Milliarden-Deal fix US-Unternehmen kauft Großteil des Allendorfer Wärmepumpen-Herstellers Viessmann
Der US-Konzern Carrier wird das nordhessische Familienunternehmen Viessmann zu großen Teilen übernehmen. Das bestätigte der Allendorfer Wärmepumpen-Hersteller am späten Dienstagabend.
Der Heizungsbauer Viessmann aus Allendorf an der Eder (Waldeck-Frankenberg) verkauft seine Klimasparte einschließlich der lukrativen Wärmepumpen an den US-Konkurrenten Carrier Global. Im Gegenzug übernimmt die verbleibende Viessmann-Gruppe ein Aktienpaket und wird nach eigenen Angaben einer der größten Anteilseigner des US-Konzerns.
Einen Kaufpreis nannten die Nordhessen am späten Dienstagabend nicht. Carrier bezifferte den Preis auf zwölf Milliarden Euro. Die Gründerfamilie erhält laut der Nachrichtenagentur Reuters 80 Prozent des Kaufpreises in Form von Geld und 20 Prozent als Carrier-Aktien. Zuvor hatte das Wall Street Journal (WSJ) über die Pläne berichtet.
Betriebsbedingte Kündigungen zunächst ausgeschlossen
Das Geschäft soll bis zum Ende des Jahres abgeschlossen sein. Beide Seiten hätten sich auf langfristige Garantien geeinigt, teilte Viessmann mit. So seien betriebsbedingte Kündigungen für drei Jahre ausgeschlossen, wichtige Standorte für fünf Jahre gesichert und Allendorf an der Eder für zehn Jahre als Hauptsitz gesetzt. An die Mitarbeiter der Sparte sollen 106 Millionen Euro als Sonderprämie "für 106 Erfolgsjahre" ausgeschüttet werden.

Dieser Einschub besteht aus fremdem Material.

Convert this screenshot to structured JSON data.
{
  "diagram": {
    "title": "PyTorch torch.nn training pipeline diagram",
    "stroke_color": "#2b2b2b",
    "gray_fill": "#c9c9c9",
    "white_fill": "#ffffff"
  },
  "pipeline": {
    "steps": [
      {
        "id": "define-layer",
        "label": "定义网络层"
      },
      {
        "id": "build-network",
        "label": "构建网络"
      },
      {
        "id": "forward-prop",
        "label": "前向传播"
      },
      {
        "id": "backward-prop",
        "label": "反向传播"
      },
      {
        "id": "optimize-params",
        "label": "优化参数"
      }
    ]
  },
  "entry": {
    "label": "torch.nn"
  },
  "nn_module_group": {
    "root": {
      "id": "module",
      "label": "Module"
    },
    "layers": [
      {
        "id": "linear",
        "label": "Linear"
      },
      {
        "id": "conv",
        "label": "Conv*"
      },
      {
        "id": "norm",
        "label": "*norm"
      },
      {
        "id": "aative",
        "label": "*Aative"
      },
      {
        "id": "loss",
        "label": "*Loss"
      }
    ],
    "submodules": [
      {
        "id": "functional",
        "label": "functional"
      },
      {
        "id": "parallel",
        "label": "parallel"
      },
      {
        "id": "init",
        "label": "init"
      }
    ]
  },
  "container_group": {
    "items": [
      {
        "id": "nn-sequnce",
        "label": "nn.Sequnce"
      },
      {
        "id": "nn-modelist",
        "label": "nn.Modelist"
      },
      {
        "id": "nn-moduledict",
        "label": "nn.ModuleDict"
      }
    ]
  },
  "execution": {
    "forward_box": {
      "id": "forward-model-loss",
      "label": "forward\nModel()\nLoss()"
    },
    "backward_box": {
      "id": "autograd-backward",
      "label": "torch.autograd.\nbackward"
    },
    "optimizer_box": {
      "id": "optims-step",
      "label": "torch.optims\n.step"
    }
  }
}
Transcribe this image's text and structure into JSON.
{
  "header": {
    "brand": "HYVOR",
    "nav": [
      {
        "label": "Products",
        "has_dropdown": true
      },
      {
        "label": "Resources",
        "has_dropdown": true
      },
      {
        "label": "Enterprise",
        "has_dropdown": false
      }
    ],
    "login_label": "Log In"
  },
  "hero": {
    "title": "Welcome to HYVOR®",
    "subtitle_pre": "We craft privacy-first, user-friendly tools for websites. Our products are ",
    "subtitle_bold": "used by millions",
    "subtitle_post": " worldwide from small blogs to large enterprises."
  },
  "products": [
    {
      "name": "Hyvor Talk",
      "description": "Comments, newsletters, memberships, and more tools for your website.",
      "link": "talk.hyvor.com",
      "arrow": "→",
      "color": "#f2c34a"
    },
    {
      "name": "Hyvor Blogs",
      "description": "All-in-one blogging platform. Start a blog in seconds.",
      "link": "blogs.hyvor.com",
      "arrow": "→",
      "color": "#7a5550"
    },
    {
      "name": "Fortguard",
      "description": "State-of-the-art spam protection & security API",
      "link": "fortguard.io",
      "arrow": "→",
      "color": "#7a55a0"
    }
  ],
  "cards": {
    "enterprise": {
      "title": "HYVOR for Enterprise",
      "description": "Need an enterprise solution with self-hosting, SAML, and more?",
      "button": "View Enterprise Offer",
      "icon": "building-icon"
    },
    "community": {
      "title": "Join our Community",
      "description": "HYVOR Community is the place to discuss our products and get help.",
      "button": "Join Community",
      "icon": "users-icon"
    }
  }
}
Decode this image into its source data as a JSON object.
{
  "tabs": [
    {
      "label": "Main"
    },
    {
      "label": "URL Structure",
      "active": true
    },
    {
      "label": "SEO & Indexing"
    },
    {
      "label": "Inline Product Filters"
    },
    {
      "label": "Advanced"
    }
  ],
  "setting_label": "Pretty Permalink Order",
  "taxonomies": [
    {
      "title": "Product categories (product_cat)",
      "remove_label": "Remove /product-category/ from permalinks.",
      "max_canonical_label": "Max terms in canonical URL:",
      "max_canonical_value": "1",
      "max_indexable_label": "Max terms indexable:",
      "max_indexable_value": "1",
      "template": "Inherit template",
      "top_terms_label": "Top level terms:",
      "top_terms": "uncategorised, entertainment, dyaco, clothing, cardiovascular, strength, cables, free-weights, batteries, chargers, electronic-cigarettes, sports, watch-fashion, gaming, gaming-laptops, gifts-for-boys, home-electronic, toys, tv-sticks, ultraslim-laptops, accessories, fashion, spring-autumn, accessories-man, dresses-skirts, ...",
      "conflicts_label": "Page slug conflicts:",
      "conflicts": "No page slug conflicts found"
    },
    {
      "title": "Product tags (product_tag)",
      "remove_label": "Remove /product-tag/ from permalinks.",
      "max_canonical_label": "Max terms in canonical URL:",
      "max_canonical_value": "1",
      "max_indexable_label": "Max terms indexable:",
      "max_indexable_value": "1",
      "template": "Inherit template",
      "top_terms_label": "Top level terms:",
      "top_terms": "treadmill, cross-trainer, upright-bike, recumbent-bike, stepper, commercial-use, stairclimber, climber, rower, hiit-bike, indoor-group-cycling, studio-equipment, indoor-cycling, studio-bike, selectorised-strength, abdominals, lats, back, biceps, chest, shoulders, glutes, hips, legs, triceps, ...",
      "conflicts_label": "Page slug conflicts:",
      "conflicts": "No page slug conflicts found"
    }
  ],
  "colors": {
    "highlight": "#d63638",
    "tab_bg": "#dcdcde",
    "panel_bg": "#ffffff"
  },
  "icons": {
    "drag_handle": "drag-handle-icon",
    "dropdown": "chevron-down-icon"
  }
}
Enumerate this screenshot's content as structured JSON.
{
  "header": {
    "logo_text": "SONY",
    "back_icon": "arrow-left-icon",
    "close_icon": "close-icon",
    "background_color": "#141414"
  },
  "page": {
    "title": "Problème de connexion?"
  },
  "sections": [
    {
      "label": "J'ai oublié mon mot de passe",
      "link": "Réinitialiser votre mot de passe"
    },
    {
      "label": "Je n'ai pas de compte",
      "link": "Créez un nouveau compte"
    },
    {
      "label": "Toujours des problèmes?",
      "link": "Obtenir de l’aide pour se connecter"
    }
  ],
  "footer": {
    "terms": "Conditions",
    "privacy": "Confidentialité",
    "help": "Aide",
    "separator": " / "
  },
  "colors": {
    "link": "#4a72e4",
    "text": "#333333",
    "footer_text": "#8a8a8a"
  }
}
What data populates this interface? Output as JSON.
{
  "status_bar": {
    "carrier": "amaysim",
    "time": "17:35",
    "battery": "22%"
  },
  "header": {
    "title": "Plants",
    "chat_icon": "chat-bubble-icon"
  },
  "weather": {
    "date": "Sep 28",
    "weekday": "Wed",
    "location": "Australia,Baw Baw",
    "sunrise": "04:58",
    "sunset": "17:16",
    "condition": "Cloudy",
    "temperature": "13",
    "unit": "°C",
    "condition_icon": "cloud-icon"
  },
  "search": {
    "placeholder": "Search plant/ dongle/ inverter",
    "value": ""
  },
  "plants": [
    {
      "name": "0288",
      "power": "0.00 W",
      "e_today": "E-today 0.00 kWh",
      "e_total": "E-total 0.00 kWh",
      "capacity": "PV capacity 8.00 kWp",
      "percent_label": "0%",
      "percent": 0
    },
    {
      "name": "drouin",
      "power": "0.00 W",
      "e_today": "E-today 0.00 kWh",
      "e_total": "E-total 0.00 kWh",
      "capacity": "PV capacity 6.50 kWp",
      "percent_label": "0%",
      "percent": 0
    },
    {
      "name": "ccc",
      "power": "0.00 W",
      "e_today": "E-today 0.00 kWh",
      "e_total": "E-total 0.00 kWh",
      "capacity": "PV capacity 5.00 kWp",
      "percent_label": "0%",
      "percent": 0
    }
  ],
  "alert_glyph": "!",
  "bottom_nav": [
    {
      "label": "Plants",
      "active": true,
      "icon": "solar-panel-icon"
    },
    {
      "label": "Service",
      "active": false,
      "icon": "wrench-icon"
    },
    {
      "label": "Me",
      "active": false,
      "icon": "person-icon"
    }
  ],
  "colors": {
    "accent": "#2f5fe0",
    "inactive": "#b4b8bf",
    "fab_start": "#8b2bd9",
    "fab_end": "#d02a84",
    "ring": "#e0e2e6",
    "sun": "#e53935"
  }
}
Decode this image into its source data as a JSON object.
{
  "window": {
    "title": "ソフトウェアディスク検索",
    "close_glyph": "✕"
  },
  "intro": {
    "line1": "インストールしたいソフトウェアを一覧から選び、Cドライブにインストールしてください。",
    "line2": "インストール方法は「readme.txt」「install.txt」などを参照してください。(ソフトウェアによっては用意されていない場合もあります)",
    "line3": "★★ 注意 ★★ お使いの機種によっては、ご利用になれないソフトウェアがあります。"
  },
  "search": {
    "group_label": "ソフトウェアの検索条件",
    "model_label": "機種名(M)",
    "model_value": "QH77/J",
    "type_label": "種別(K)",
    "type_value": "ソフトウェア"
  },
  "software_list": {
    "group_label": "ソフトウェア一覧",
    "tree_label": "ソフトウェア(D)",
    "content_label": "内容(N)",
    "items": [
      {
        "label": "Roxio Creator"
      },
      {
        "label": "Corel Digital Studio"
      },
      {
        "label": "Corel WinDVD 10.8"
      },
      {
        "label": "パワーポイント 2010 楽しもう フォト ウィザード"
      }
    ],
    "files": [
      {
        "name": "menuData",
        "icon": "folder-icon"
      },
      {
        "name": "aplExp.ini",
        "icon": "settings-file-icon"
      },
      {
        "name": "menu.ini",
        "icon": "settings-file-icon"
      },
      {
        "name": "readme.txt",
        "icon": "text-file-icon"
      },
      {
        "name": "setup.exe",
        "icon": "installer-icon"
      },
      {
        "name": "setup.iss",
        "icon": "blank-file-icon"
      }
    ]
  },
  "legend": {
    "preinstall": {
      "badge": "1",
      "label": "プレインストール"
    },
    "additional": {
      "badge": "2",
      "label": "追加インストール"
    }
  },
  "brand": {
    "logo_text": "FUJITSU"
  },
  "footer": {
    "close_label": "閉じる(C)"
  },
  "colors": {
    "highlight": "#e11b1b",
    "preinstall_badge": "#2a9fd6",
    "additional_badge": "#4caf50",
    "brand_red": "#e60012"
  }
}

Der Geschäftsbereich Klimalösungen machte bei dem Familienunternehmen aus Nordhessen zuletzt rund 85 Prozent des Umsatzes aus, der für 2022 auf den Rekordwert von rund vier Milliarden Euro angestiegen war. Der Unternehmensbereich Kühltechnik ist bei dem Deal außen vor.
Das 1917 aus einer Schlosserei gegründete Unternehmen gehört zu den bekanntesten deutschen Heizungsbauern und zählte bislang zu den Gewinnern der Klimawende insbesondere im Gebäudebereich. Es beschäftigt weltweit etwa 14.500 Mitarbeiter.
Wärmepumpen als Wachstumstreiber
Treiber für das starke Wachstum der vergangenen Jahre waren die Wärmepumpen, die nach politischen Vorgaben in den Gebäuden schnell Gas- und Ölheizungen ablösen sollen. Viessmann hatte im Mai 2022 Investitionen von rund einer Milliarde Euro in diesem Bereich bekanntgegeben. Unter anderem wird gerade eine Fabrik in Polen gebaut.
Das Unternehmen Carrier aus dem US-Staat Florida gilt als Erfinder der modernen Klimaanlage und wurde 1902 gegründet. Der Konzern beschäftigt 52.000 Menschen und erlöste im vergangenen Jahr 20,4 Milliarden Dollar. 60 Prozent des Umsatzes entfielen auf Nord- und Südamerika. Das Unternehmen verfügt in Europa über drei Produktionsstätten in Frankreich und Spanien.
Carrier übernahm schon Linde Kältetechnik
2004 hatten die Amerikaner die Kältetechnik der damaligen Linde AG übernommen, später aber die Fertigung in Deutschland eingestellt. Mit dem nun beschlossenen Teilverkauf gegen Aktien und Barmittel würde das Kerngeschäft des regional aufgestellten Unternehmens Viessmann im Carrier-Konzern aufgehen und eine deutlich höhere Kapitalkraft erlangen.
Schnelleres Wachstum würde möglich, hieß es in Unternehmenskreisen. Letztlich zähle im globalen Wettbewerb irgendwann nur noch Größe und Stückzahl. "Durch den Zusammenschluss entsteht aus einer Position der Stärke heraus ein schnell wachsender Innovationsführer in einem hart umkämpften Markt", erklärte Firmenchef Max Viessmann, der auch einen Sitz im Carrier-Verwaltungsrat erhalten soll.
In der Massenproduktion sehen Experten allerdings die asiatischen Anbieter von Klimaanlagen im Vorteil, die mit Wärmepumpen in weiten Teilen bauähnlich sind und seit Jahrzehnten in extrem hohen Stückzahlen gebaut werden. Bekannte Anbieter sind Daikin, Mitsubishi (beide Japan), Midea (China) oder Samsung (Korea). In Deutschland fehlt ihnen bislang noch der Marktzugang über die Installateure.